Si je devais résumer, je dirais que le PowerBop, c’est un peu l’enfant naturel d’Apple France et de France Télécom, à l’époque la plus compliquée de leurs histoires respectives. Pour planter le décor : nous étions en 1992, France Télécom n’avait perdu son statut d’administration que depuis deux ans, tandis qu’Apple vivait les derniers mois de l’ère Sculley. Chez France Télécom, on s’apprêtait à faire face à la déferlante de la concurrence et au défi de la mobilité en lançant deux projets concurrents : le Bi-Bop développé en interne, et Itinéris utilisant la norme GSM. Chez Apple, on développait tout à la fois un nouveau système d’exploitation pour les Macs (le projet Pink devenu Taligent), une nouvelle plateforme mobile (Newton), le concept du PowerBook Duo, et une nouvelle gamme de Macs (les PowerMacs basés sur le processeur PowerPC)…
C’est dans ce contexte qu’Apple France et France Télécom se rapprochent pour fusionner deux de leurs produits : d’un côté, le PowerBook, ordinateur portable à succès, et de l’autre côté, le Bi-Bop, téléphone portable dont l’expérimentation venait de débuter à Strasbourg. Clin d’œil de l’histoire, le PowerBook et le Bi-Bop étaient apparus au même moment, au mois d’octobre 1991. Il faut ici expliquer un peu à nos jeunes lecteurs ce qu’était le Bi-Bop : une révolution, rien de moins. À l’époque, pour téléphoner, on n’avait guère le choix qu’entre rentrer chez soi ou introduire quelques pièces (ou une télécarte, apparue en 1984) dans une cabine téléphonique. Quand débuta l’expérimentation du Bi-Bop à Strasbourg, c’est donc sous l’œil des caméras du monde entier que les 2000 premiers utilisateurs composèrent les numéros (à 8 chiffres) de leurs correspondants. Oui, comme ça, dans la rue, grâce à 270 relais implantés dans les quartiers les plus fréquentés (notamment le centre-ville de Strasbourg et son aéroport), dont la portée pouvait atteindre 200 à 300 mètres, et repérés sur le mobilier urbain par une signalétique à trois bandes, bleu-blanc-vert. Il fallait prendre garde de ne pas trop s’éloigner du relai : aucune fonction de transfert intercellulaire (ou handover en version originale) n’étant prévue, la communication coupait faute de pouvoir basculer sur une autre antenne plus proche.

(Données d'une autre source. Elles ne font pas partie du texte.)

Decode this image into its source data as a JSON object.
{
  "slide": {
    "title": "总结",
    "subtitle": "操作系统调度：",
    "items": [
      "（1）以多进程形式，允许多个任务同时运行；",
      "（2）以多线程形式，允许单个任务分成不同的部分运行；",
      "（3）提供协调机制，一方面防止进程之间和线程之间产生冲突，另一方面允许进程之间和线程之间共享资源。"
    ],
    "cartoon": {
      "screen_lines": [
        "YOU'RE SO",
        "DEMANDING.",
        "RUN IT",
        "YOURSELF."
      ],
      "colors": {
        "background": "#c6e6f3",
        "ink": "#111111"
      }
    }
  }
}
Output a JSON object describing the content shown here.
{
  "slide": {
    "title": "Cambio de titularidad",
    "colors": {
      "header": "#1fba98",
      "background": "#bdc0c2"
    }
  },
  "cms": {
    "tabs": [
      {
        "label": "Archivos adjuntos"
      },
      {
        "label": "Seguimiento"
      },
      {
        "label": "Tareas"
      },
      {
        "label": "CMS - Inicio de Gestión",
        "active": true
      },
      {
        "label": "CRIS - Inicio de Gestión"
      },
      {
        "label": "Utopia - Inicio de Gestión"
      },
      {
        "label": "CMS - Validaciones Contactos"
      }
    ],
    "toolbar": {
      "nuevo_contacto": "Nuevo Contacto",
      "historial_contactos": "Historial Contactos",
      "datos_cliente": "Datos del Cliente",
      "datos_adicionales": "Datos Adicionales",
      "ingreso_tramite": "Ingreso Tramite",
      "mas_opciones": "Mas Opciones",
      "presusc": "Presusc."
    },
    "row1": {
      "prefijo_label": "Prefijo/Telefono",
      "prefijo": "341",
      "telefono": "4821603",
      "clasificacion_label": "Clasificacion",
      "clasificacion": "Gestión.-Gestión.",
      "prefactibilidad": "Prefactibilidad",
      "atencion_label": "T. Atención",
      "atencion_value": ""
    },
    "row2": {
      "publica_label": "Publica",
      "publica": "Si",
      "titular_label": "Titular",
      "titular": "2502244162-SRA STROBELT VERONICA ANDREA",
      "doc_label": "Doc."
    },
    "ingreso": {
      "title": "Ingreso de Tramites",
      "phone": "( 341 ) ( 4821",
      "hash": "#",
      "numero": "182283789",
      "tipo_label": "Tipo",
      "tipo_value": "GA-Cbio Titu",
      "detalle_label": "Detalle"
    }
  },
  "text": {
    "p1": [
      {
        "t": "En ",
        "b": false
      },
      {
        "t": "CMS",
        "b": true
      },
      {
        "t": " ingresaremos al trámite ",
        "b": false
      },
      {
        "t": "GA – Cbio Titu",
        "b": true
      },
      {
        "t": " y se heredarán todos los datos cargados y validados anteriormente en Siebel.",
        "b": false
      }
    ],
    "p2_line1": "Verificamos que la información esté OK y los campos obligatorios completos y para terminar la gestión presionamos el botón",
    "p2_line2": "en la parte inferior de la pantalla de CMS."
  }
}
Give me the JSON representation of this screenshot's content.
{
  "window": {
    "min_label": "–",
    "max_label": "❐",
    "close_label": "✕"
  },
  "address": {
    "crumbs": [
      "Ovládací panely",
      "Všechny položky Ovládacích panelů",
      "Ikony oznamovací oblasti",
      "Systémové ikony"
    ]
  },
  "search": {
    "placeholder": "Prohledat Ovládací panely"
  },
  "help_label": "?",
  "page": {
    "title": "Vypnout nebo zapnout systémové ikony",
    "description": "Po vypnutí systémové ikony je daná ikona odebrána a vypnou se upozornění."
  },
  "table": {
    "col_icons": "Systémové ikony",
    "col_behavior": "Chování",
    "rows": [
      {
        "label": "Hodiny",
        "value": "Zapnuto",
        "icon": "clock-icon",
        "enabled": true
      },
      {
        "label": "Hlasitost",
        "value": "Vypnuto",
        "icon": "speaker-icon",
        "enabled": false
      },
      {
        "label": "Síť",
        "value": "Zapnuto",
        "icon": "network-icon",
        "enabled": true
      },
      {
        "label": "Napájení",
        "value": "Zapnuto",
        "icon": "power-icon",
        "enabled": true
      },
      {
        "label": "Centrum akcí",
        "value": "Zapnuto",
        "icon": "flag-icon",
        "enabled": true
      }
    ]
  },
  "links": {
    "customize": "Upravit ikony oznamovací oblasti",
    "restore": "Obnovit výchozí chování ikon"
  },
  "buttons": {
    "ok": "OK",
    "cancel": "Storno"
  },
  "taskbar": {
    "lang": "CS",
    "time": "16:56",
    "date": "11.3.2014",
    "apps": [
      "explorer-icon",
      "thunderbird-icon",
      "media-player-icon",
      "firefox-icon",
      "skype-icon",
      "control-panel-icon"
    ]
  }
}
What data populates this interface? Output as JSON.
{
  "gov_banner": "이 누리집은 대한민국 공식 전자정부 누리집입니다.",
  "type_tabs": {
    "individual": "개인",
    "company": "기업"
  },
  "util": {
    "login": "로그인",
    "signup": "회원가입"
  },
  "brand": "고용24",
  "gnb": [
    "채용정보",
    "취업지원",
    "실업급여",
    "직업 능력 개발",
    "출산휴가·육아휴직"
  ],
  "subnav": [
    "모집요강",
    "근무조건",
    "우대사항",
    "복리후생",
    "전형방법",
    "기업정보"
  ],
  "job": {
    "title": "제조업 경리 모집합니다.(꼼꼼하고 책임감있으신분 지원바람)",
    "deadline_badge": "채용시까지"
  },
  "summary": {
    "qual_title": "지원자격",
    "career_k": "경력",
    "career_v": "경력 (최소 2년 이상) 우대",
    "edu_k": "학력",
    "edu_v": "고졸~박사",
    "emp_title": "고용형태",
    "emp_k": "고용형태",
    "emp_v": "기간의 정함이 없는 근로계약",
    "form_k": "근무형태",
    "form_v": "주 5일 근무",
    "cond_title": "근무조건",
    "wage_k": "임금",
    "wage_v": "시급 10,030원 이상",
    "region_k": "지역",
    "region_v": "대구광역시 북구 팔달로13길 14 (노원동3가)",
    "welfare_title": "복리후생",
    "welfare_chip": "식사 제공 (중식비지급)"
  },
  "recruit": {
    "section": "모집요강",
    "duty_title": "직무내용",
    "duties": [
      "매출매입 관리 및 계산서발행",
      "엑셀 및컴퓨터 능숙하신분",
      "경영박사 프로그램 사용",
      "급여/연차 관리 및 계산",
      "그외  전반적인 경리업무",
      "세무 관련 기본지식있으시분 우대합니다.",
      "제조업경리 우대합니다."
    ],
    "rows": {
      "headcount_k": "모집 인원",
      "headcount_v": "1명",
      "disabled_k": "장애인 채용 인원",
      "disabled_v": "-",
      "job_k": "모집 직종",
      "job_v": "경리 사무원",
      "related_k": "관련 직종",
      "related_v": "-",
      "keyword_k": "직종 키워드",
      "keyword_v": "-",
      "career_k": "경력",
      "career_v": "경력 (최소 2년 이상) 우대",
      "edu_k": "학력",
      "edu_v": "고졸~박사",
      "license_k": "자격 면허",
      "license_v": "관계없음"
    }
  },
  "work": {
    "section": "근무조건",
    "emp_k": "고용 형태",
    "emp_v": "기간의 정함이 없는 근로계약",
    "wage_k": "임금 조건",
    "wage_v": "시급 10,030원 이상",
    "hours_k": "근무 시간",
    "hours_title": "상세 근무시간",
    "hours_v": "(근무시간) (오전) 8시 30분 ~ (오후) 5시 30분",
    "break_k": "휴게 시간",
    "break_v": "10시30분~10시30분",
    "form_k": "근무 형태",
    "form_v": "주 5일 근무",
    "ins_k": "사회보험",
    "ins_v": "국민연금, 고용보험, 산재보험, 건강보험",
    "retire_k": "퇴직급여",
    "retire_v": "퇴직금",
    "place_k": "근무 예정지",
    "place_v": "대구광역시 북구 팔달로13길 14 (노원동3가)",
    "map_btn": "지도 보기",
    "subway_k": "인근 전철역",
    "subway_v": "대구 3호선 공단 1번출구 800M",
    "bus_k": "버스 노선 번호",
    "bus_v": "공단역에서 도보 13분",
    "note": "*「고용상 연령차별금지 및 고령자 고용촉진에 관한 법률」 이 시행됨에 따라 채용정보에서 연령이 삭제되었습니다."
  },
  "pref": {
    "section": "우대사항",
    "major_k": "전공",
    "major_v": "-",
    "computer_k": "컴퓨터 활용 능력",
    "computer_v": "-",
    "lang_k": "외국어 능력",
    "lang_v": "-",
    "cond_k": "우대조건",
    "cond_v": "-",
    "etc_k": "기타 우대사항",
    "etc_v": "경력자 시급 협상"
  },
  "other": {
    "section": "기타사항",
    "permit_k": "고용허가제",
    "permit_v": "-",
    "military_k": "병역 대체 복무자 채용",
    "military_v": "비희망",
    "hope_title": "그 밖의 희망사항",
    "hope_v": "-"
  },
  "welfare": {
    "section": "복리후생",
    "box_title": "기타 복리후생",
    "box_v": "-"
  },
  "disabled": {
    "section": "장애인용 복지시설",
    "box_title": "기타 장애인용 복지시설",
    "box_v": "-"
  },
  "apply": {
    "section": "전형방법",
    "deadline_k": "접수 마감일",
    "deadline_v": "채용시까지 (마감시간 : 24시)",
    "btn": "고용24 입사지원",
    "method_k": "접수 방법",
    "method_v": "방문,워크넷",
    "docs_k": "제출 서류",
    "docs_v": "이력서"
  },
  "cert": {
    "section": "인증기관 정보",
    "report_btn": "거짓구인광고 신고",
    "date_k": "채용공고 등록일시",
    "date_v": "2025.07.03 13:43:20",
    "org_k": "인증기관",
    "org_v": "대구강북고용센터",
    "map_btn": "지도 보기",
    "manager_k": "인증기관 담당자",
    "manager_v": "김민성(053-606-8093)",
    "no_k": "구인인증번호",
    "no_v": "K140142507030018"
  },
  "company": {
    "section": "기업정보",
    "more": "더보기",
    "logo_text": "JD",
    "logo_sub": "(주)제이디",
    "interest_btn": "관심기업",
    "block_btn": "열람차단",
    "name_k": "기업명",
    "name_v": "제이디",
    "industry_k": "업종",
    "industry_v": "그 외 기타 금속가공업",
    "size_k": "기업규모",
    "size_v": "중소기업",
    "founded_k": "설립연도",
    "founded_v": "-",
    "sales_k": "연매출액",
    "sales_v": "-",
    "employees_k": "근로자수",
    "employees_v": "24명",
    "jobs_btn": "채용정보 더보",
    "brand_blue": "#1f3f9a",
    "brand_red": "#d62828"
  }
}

Quant à la possibilité de recevoir un appel sur son téléphone Bi-Bop, France Télécom l’avait réservée aux abonnés payants de l’option « Bi-Bop Réponse », attendue pour septembre 1993 : il fallait alors se signaler près d’une borne, puis attendre patiemment l’appel sans perdre la liaison (ce qui n’était pas évident faute d’indicateur de qualité du signal). Il faut dire que France Télécom avait bien ramé pour implémenter cette fonction : la plupart des opérateurs ayant déployé des réseaux équivalents n’ont jamais activé de fonction de réception d’appel (Rabbit en Grande-Bretagne, Kermit aux Pays-Bas, ou encore Pointer en Finlande).
France Télécom avait même poussé le souci du détail jusqu’à proposer une « borne domestique » à installer chez soi ou au bureau, pour servir de relai entre le téléphone portable et le réseau téléphonique traditionnel, les communications étant alors facturées au même prix que depuis un téléphone fixe.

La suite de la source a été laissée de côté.